Nachlese von Eike Bock zum Vortrag von Prof. Dr. Greiner über Shakespeares unordentliche Welt – Selbsterkennung, Selbstverkennung, Selbsternennung
Prof. Greiner, zuletzt Lehrstuhlinhaber für Englische Literatur an der Universität Hamburg und u.a. von 2005 bis 2011 Vorsitzender der Deutschen Shakespeare – Gesellschaft, erläuterte in seinem fulminanten Vortrag anhand von Textbeispielen wesentliche Zusammenhänge, die zum Verständnis des Werkes dieses einzigartigen englischen Dramatikers von Bedeutung sind. So ist die Welt im Elisabethanischen Zeitalter u.a. durch die neuen wissenschaftlichen Erkenntnisse der Astronomie, weltweite Entdeckungsfahrten und die Ideen des Humanismus in Unordnung geraten. Die alte Ordnung ist nicht mehr existent und auch nicht wieder herstellbar (Monolog des Odysseus in Troilus und Cressida). Der Mensch als einzelnes Individuum ist auf sich gestellt und auf der Suche nach seiner Identität und seinem Platz in der Gesellschaft (Monolog des Hamlet). Dabei wird aber auch bei Shakespeare die gesellschaftliche Rangordnungen eingehalten. Eine Ahnung von der Gleichheit der Menschen ist nur im Traum möglich – für Zettel allerdings nur als Esel im Reich des Oberon (Ein Sommernachtstraum).

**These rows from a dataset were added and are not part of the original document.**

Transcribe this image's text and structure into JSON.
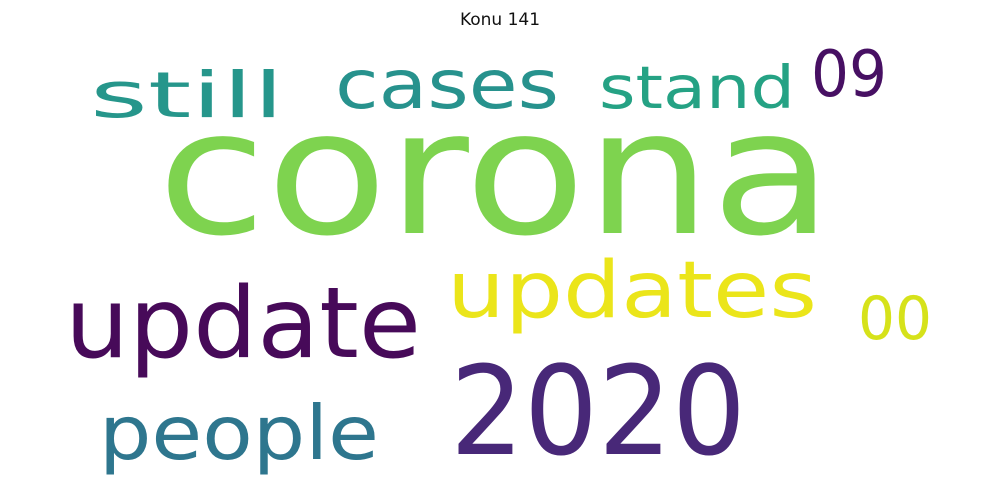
{
  "title": "Konu 141",
  "words": [
    {
      "text": "corona",
      "color": "#7ed34f"
    },
    {
      "text": "2020",
      "color": "#482878"
    },
    {
      "text": "update",
      "color": "#470a59"
    },
    {
      "text": "updates",
      "color": "#ebe51a"
    },
    {
      "text": "people",
      "color": "#2e768e"
    },
    {
      "text": "cases",
      "color": "#27928d"
    },
    {
      "text": "still",
      "color": "#26968b"
    },
    {
      "text": "stand",
      "color": "#25a284"
    },
    {
      "text": "09",
      "color": "#471063"
    },
    {
      "text": "00",
      "color": "#d6e21a"
    }
  ]
}
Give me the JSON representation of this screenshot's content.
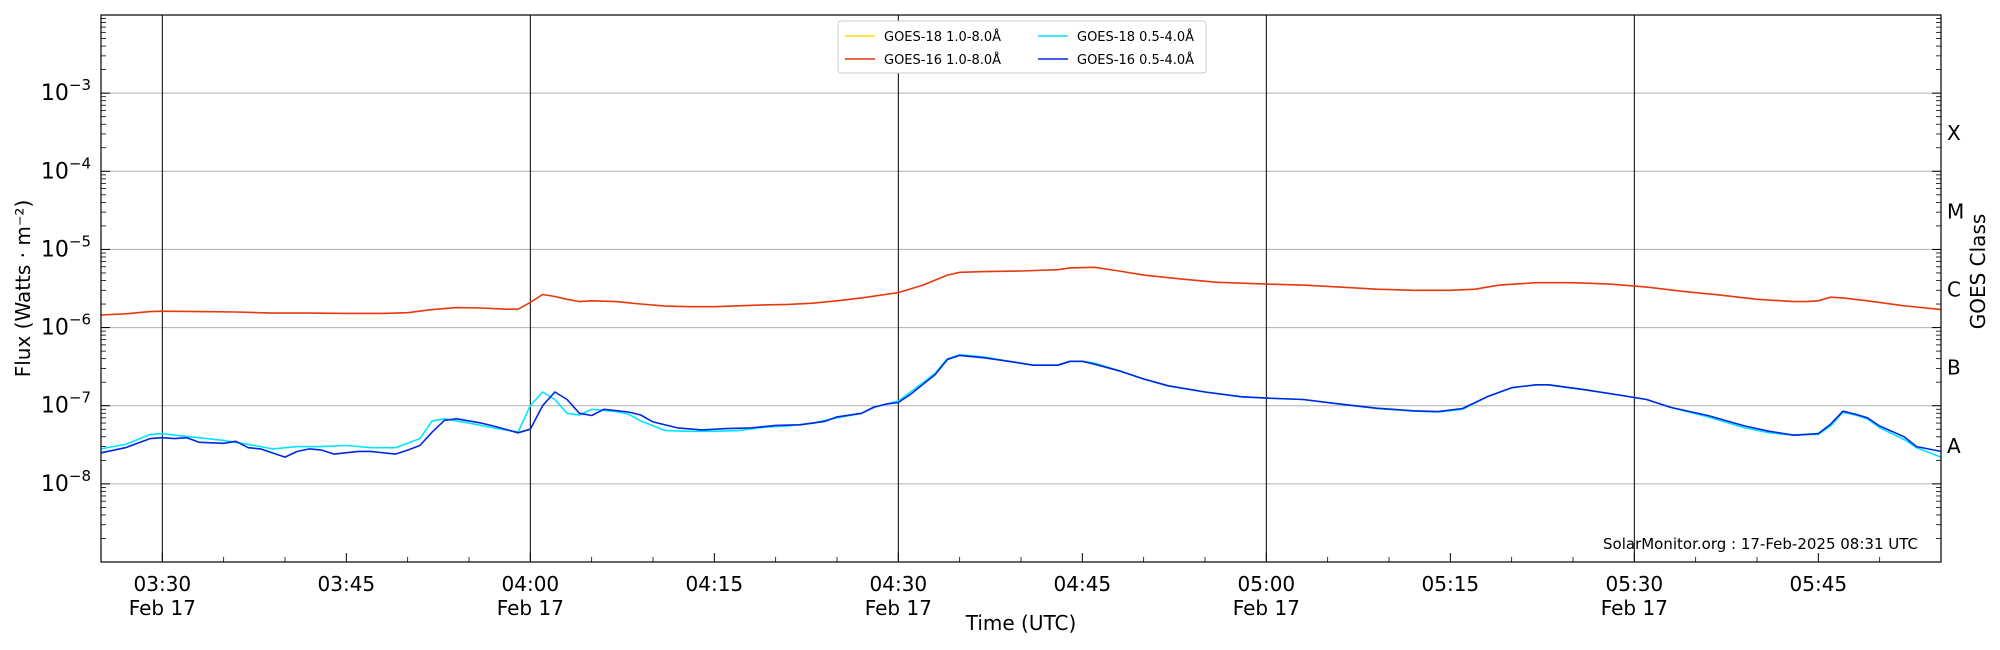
{
  "chart_data": {
    "type": "line",
    "title": "",
    "xlabel": "Time (UTC)",
    "ylabel": "Flux (Watts · m⁻²)",
    "ylabel_right": "GOES Class",
    "y_scale": "log",
    "ylim": [
      1e-09,
      0.01
    ],
    "xlim": [
      "2025-02-17 03:25",
      "2025-02-17 05:55"
    ],
    "grid": "horizontal",
    "x_ticks": [
      {
        "t": "2025-02-17 03:30",
        "label": "03:30",
        "sublabel": "Feb 17"
      },
      {
        "t": "2025-02-17 03:45",
        "label": "03:45",
        "sublabel": ""
      },
      {
        "t": "2025-02-17 04:00",
        "label": "04:00",
        "sublabel": "Feb 17"
      },
      {
        "t": "2025-02-17 04:15",
        "label": "04:15",
        "sublabel": ""
      },
      {
        "t": "2025-02-17 04:30",
        "label": "04:30",
        "sublabel": "Feb 17"
      },
      {
        "t": "2025-02-17 04:45",
        "label": "04:45",
        "sublabel": ""
      },
      {
        "t": "2025-02-17 05:00",
        "label": "05:00",
        "sublabel": "Feb 17"
      },
      {
        "t": "2025-02-17 05:15",
        "label": "05:15",
        "sublabel": ""
      },
      {
        "t": "2025-02-17 05:30",
        "label": "05:30",
        "sublabel": "Feb 17"
      },
      {
        "t": "2025-02-17 05:45",
        "label": "05:45",
        "sublabel": ""
      }
    ],
    "y_ticks": [
      {
        "exp": -8,
        "label_base": "10",
        "label_exp": "−8"
      },
      {
        "exp": -7,
        "label_base": "10",
        "label_exp": "−7"
      },
      {
        "exp": -6,
        "label_base": "10",
        "label_exp": "−6"
      },
      {
        "exp": -5,
        "label_base": "10",
        "label_exp": "−5"
      },
      {
        "exp": -4,
        "label_base": "10",
        "label_exp": "−4"
      },
      {
        "exp": -3,
        "label_base": "10",
        "label_exp": "−3"
      }
    ],
    "class_labels": [
      {
        "label": "A",
        "exp": -7.5
      },
      {
        "label": "B",
        "exp": -6.5
      },
      {
        "label": "C",
        "exp": -5.5
      },
      {
        "label": "M",
        "exp": -4.5
      },
      {
        "label": "X",
        "exp": -3.5
      }
    ],
    "vertical_marker_times": [
      "2025-02-17 03:30",
      "2025-02-17 04:00",
      "2025-02-17 04:30",
      "2025-02-17 05:00",
      "2025-02-17 05:30"
    ],
    "legend_position": "top-center",
    "annotation": "SolarMonitor.org : 17-Feb-2025 08:31 UTC",
    "series": [
      {
        "name": "GOES-18 1.0-8.0Å",
        "color": "#ffd700",
        "points": []
      },
      {
        "name": "GOES-18 0.5-4.0Å",
        "color": "#00e5ff",
        "points": [
          [
            "03:25",
            2.8e-08
          ],
          [
            "03:27",
            3.2e-08
          ],
          [
            "03:28",
            3.7e-08
          ],
          [
            "03:29",
            4.3e-08
          ],
          [
            "03:30",
            4.4e-08
          ],
          [
            "03:31",
            4.2e-08
          ],
          [
            "03:33",
            3.9e-08
          ],
          [
            "03:35",
            3.6e-08
          ],
          [
            "03:37",
            3.2e-08
          ],
          [
            "03:39",
            2.8e-08
          ],
          [
            "03:41",
            3e-08
          ],
          [
            "03:43",
            3e-08
          ],
          [
            "03:45",
            3.1e-08
          ],
          [
            "03:47",
            2.9e-08
          ],
          [
            "03:49",
            2.9e-08
          ],
          [
            "03:51",
            3.8e-08
          ],
          [
            "03:52",
            6.4e-08
          ],
          [
            "03:53",
            6.8e-08
          ],
          [
            "03:55",
            6e-08
          ],
          [
            "03:57",
            5.2e-08
          ],
          [
            "03:59",
            4.6e-08
          ],
          [
            "04:00",
            1e-07
          ],
          [
            "04:01",
            1.5e-07
          ],
          [
            "04:02",
            1.2e-07
          ],
          [
            "04:03",
            8e-08
          ],
          [
            "04:04",
            7.6e-08
          ],
          [
            "04:05",
            9e-08
          ],
          [
            "04:07",
            8.4e-08
          ],
          [
            "04:08",
            7.8e-08
          ],
          [
            "04:09",
            6.4e-08
          ],
          [
            "04:11",
            4.8e-08
          ],
          [
            "04:13",
            4.7e-08
          ],
          [
            "04:15",
            4.7e-08
          ],
          [
            "04:17",
            4.8e-08
          ],
          [
            "04:19",
            5.3e-08
          ],
          [
            "04:21",
            5.5e-08
          ],
          [
            "04:23",
            6e-08
          ],
          [
            "04:25",
            7e-08
          ],
          [
            "04:27",
            8e-08
          ],
          [
            "04:28",
            9.5e-08
          ],
          [
            "04:29",
            1.05e-07
          ],
          [
            "04:30",
            1.15e-07
          ],
          [
            "04:31",
            1.5e-07
          ],
          [
            "04:33",
            2.6e-07
          ],
          [
            "04:34",
            4e-07
          ],
          [
            "04:35",
            4.5e-07
          ],
          [
            "04:37",
            4.2e-07
          ],
          [
            "04:39",
            3.7e-07
          ],
          [
            "04:41",
            3.3e-07
          ],
          [
            "04:43",
            3.3e-07
          ],
          [
            "04:44",
            3.7e-07
          ],
          [
            "04:45",
            3.7e-07
          ],
          [
            "04:46",
            3.5e-07
          ],
          [
            "04:48",
            2.8e-07
          ],
          [
            "04:50",
            2.2e-07
          ],
          [
            "04:52",
            1.8e-07
          ],
          [
            "04:55",
            1.5e-07
          ],
          [
            "04:58",
            1.3e-07
          ],
          [
            "05:00",
            1.25e-07
          ],
          [
            "05:03",
            1.2e-07
          ],
          [
            "05:06",
            1.05e-07
          ],
          [
            "05:09",
            9.2e-08
          ],
          [
            "05:12",
            8.5e-08
          ],
          [
            "05:14",
            8.3e-08
          ],
          [
            "05:16",
            9e-08
          ],
          [
            "05:18",
            1.3e-07
          ],
          [
            "05:20",
            1.7e-07
          ],
          [
            "05:22",
            1.85e-07
          ],
          [
            "05:23",
            1.85e-07
          ],
          [
            "05:26",
            1.6e-07
          ],
          [
            "05:29",
            1.35e-07
          ],
          [
            "05:31",
            1.2e-07
          ],
          [
            "05:33",
            9.5e-08
          ],
          [
            "05:36",
            7.2e-08
          ],
          [
            "05:39",
            5.2e-08
          ],
          [
            "05:41",
            4.5e-08
          ],
          [
            "05:43",
            4.2e-08
          ],
          [
            "05:44",
            4.3e-08
          ],
          [
            "05:45",
            4.3e-08
          ],
          [
            "05:46",
            5.5e-08
          ],
          [
            "05:47",
            8.2e-08
          ],
          [
            "05:48",
            7.6e-08
          ],
          [
            "05:49",
            6.8e-08
          ],
          [
            "05:50",
            5.2e-08
          ],
          [
            "05:52",
            3.7e-08
          ],
          [
            "05:53",
            2.9e-08
          ],
          [
            "05:55",
            2.2e-08
          ]
        ]
      },
      {
        "name": "GOES-16 1.0-8.0Å",
        "color": "#e8380d",
        "points": [
          [
            "03:25",
            1.45e-06
          ],
          [
            "03:27",
            1.5e-06
          ],
          [
            "03:29",
            1.6e-06
          ],
          [
            "03:30",
            1.62e-06
          ],
          [
            "03:33",
            1.6e-06
          ],
          [
            "03:36",
            1.58e-06
          ],
          [
            "03:39",
            1.53e-06
          ],
          [
            "03:42",
            1.53e-06
          ],
          [
            "03:45",
            1.52e-06
          ],
          [
            "03:48",
            1.52e-06
          ],
          [
            "03:50",
            1.55e-06
          ],
          [
            "03:52",
            1.7e-06
          ],
          [
            "03:54",
            1.8e-06
          ],
          [
            "03:56",
            1.78e-06
          ],
          [
            "03:58",
            1.72e-06
          ],
          [
            "03:59",
            1.72e-06
          ],
          [
            "04:00",
            2.1e-06
          ],
          [
            "04:01",
            2.65e-06
          ],
          [
            "04:02",
            2.5e-06
          ],
          [
            "04:03",
            2.3e-06
          ],
          [
            "04:04",
            2.15e-06
          ],
          [
            "04:05",
            2.2e-06
          ],
          [
            "04:07",
            2.15e-06
          ],
          [
            "04:09",
            2e-06
          ],
          [
            "04:11",
            1.88e-06
          ],
          [
            "04:13",
            1.85e-06
          ],
          [
            "04:15",
            1.85e-06
          ],
          [
            "04:17",
            1.9e-06
          ],
          [
            "04:19",
            1.95e-06
          ],
          [
            "04:21",
            1.98e-06
          ],
          [
            "04:23",
            2.05e-06
          ],
          [
            "04:25",
            2.2e-06
          ],
          [
            "04:27",
            2.4e-06
          ],
          [
            "04:30",
            2.8e-06
          ],
          [
            "04:32",
            3.5e-06
          ],
          [
            "04:34",
            4.7e-06
          ],
          [
            "04:35",
            5.1e-06
          ],
          [
            "04:37",
            5.2e-06
          ],
          [
            "04:40",
            5.3e-06
          ],
          [
            "04:43",
            5.5e-06
          ],
          [
            "04:44",
            5.8e-06
          ],
          [
            "04:46",
            5.9e-06
          ],
          [
            "04:48",
            5.3e-06
          ],
          [
            "04:50",
            4.7e-06
          ],
          [
            "04:53",
            4.2e-06
          ],
          [
            "04:56",
            3.8e-06
          ],
          [
            "05:00",
            3.6e-06
          ],
          [
            "05:03",
            3.5e-06
          ],
          [
            "05:06",
            3.3e-06
          ],
          [
            "05:09",
            3.1e-06
          ],
          [
            "05:12",
            3e-06
          ],
          [
            "05:15",
            3e-06
          ],
          [
            "05:17",
            3.1e-06
          ],
          [
            "05:19",
            3.5e-06
          ],
          [
            "05:22",
            3.75e-06
          ],
          [
            "05:25",
            3.75e-06
          ],
          [
            "05:28",
            3.6e-06
          ],
          [
            "05:31",
            3.3e-06
          ],
          [
            "05:34",
            2.9e-06
          ],
          [
            "05:37",
            2.6e-06
          ],
          [
            "05:40",
            2.3e-06
          ],
          [
            "05:43",
            2.15e-06
          ],
          [
            "05:44",
            2.15e-06
          ],
          [
            "05:45",
            2.2e-06
          ],
          [
            "05:46",
            2.45e-06
          ],
          [
            "05:47",
            2.4e-06
          ],
          [
            "05:49",
            2.2e-06
          ],
          [
            "05:52",
            1.9e-06
          ],
          [
            "05:55",
            1.7e-06
          ]
        ]
      },
      {
        "name": "GOES-16 0.5-4.0Å",
        "color": "#0028e0",
        "points": [
          [
            "03:25",
            2.5e-08
          ],
          [
            "03:27",
            2.9e-08
          ],
          [
            "03:29",
            3.8e-08
          ],
          [
            "03:30",
            3.9e-08
          ],
          [
            "03:31",
            3.8e-08
          ],
          [
            "03:32",
            3.9e-08
          ],
          [
            "03:33",
            3.4e-08
          ],
          [
            "03:35",
            3.3e-08
          ],
          [
            "03:36",
            3.5e-08
          ],
          [
            "03:37",
            2.9e-08
          ],
          [
            "03:38",
            2.8e-08
          ],
          [
            "03:40",
            2.2e-08
          ],
          [
            "03:41",
            2.6e-08
          ],
          [
            "03:42",
            2.8e-08
          ],
          [
            "03:43",
            2.7e-08
          ],
          [
            "03:44",
            2.4e-08
          ],
          [
            "03:46",
            2.6e-08
          ],
          [
            "03:47",
            2.6e-08
          ],
          [
            "03:49",
            2.4e-08
          ],
          [
            "03:50",
            2.7e-08
          ],
          [
            "03:51",
            3.1e-08
          ],
          [
            "03:52",
            4.6e-08
          ],
          [
            "03:53",
            6.5e-08
          ],
          [
            "03:54",
            6.8e-08
          ],
          [
            "03:56",
            6e-08
          ],
          [
            "03:57",
            5.5e-08
          ],
          [
            "03:59",
            4.5e-08
          ],
          [
            "04:00",
            5e-08
          ],
          [
            "04:01",
            1e-07
          ],
          [
            "04:02",
            1.5e-07
          ],
          [
            "04:03",
            1.2e-07
          ],
          [
            "04:04",
            8e-08
          ],
          [
            "04:05",
            7.5e-08
          ],
          [
            "04:06",
            9e-08
          ],
          [
            "04:08",
            8.3e-08
          ],
          [
            "04:09",
            7.6e-08
          ],
          [
            "04:10",
            6.2e-08
          ],
          [
            "04:12",
            5.2e-08
          ],
          [
            "04:14",
            4.9e-08
          ],
          [
            "04:16",
            5.1e-08
          ],
          [
            "04:18",
            5.2e-08
          ],
          [
            "04:20",
            5.6e-08
          ],
          [
            "04:22",
            5.7e-08
          ],
          [
            "04:24",
            6.3e-08
          ],
          [
            "04:25",
            7.2e-08
          ],
          [
            "04:27",
            8e-08
          ],
          [
            "04:28",
            9.6e-08
          ],
          [
            "04:29",
            1.05e-07
          ],
          [
            "04:30",
            1.1e-07
          ],
          [
            "04:31",
            1.4e-07
          ],
          [
            "04:33",
            2.5e-07
          ],
          [
            "04:34",
            3.9e-07
          ],
          [
            "04:35",
            4.4e-07
          ],
          [
            "04:37",
            4.1e-07
          ],
          [
            "04:39",
            3.7e-07
          ],
          [
            "04:41",
            3.3e-07
          ],
          [
            "04:43",
            3.3e-07
          ],
          [
            "04:44",
            3.7e-07
          ],
          [
            "04:45",
            3.7e-07
          ],
          [
            "04:46",
            3.4e-07
          ],
          [
            "04:48",
            2.8e-07
          ],
          [
            "04:50",
            2.2e-07
          ],
          [
            "04:52",
            1.8e-07
          ],
          [
            "04:55",
            1.5e-07
          ],
          [
            "04:58",
            1.3e-07
          ],
          [
            "05:00",
            1.25e-07
          ],
          [
            "05:03",
            1.2e-07
          ],
          [
            "05:06",
            1.05e-07
          ],
          [
            "05:09",
            9.3e-08
          ],
          [
            "05:12",
            8.6e-08
          ],
          [
            "05:14",
            8.4e-08
          ],
          [
            "05:16",
            9.2e-08
          ],
          [
            "05:18",
            1.3e-07
          ],
          [
            "05:20",
            1.7e-07
          ],
          [
            "05:22",
            1.85e-07
          ],
          [
            "05:23",
            1.85e-07
          ],
          [
            "05:26",
            1.6e-07
          ],
          [
            "05:29",
            1.35e-07
          ],
          [
            "05:31",
            1.2e-07
          ],
          [
            "05:33",
            9.5e-08
          ],
          [
            "05:36",
            7.5e-08
          ],
          [
            "05:39",
            5.5e-08
          ],
          [
            "05:41",
            4.7e-08
          ],
          [
            "05:43",
            4.2e-08
          ],
          [
            "05:44",
            4.3e-08
          ],
          [
            "05:45",
            4.4e-08
          ],
          [
            "05:46",
            5.8e-08
          ],
          [
            "05:47",
            8.5e-08
          ],
          [
            "05:48",
            7.8e-08
          ],
          [
            "05:49",
            7e-08
          ],
          [
            "05:50",
            5.5e-08
          ],
          [
            "05:52",
            4e-08
          ],
          [
            "05:53",
            3e-08
          ],
          [
            "05:55",
            2.6e-08
          ]
        ]
      }
    ]
  }
}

Aber es geht bei Shakespeare nicht nur um Selbstfindung sondern z. B. auch um Fragen der Machterringung und des Machterhalts vor dem Hintergrund der Ideen des Machiavelli, geschildert in den sog. Königsdramen (insbesondere Richard II, Heinrich IV und Heinrich V). Durch die Darstellung von Personen jedweder Art und jedweden Ranges gilt Shakespeare als erster moderner Dramatiker, der den Menschen seiner Zeit aber auch uns heute noch den Spiegel vorhält und somit ein Werk von unvergänglich er Aktualität geschaffen hat. Der Zuschauer wird dabei zum Betrachter seiner selbst.